En revanche, elle répond peu aux éléments de fond.
Par exemple, elle ne développe pas d’argumentation juridique détaillée sur :
- les raisons précises de l’inéligibilité de Laurent Gbagbo et de Tidjane Thiam ;
- les fondements constitutionnels de la candidature d’Alassane Ouattara ;
- les critiques formulées par les observateurs nationaux ou internationaux concernant l’ouverture de la compétition électorale.
Son objectif est davantage de défendre la légitimité des institutions ivoiriennes et de dénoncer ce qu’elle considère comme une ingérence dans les affaires internes du pays.
Quelle lecture politique peut-on en faire ?
Cette déclaration s’inscrit dans une logique classique de diplomatie d’État : lorsqu’une personnalité étrangère critique publiquement le chef de l’État et les institutions d’un pays, l’ambassade peut estimer nécessaire de réagir pour défendre la position officielle.
À l’inverse, Jean-Luc Mélenchon s’exprime en responsable politique français, en reprenant une lecture largement partagée par l’opposition ivoirienne selon laquelle la compétition électorale aurait été insuffisamment ouverte.
Au final, les deux discours relèvent davantage de l’affrontement politique que d’un débat strictement juridique :
- Mélenchon formule une critique politique de la gouvernance et du processus électoral ivoiriens.
- L’ambassade oppose une défense institutionnelle de la souveraineté nationale et de la légitimité des autorités.

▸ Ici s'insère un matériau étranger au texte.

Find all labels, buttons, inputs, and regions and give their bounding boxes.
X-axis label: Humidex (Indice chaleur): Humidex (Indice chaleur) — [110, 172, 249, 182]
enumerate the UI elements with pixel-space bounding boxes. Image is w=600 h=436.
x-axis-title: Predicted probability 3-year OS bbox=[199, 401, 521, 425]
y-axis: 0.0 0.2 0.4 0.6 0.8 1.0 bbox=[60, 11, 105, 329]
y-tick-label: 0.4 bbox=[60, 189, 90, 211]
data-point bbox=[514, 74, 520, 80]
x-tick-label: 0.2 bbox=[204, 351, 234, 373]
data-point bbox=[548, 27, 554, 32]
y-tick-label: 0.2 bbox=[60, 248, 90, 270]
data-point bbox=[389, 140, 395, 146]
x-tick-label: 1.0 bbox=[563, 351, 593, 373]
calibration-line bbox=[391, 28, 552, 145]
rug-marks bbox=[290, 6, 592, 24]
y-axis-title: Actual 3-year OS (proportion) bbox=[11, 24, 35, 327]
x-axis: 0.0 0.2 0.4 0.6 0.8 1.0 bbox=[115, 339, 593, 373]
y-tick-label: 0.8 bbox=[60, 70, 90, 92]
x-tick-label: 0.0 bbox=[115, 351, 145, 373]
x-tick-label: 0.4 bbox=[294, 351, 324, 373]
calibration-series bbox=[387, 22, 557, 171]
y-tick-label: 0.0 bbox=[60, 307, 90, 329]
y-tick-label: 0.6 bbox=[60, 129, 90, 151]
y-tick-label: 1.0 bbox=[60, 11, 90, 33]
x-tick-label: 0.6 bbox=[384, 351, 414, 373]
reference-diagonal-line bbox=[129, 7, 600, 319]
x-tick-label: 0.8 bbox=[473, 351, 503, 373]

Sur le plan factuel, il est exact que Laurent Gbagbo et Tidjane Thiam n’ont pas participé à l’élection présidentielle en raison de décisions des institutions ivoiriennes. En revanche, attribuer directement cette situation à une volonté personnelle du président Ouattara ou qualifier juridiquement son mandat d’« anticonstitutionnel » relève d’une appréciation politique « contestable et contestée », et non d’un fait établi faisant « consensus unanime ».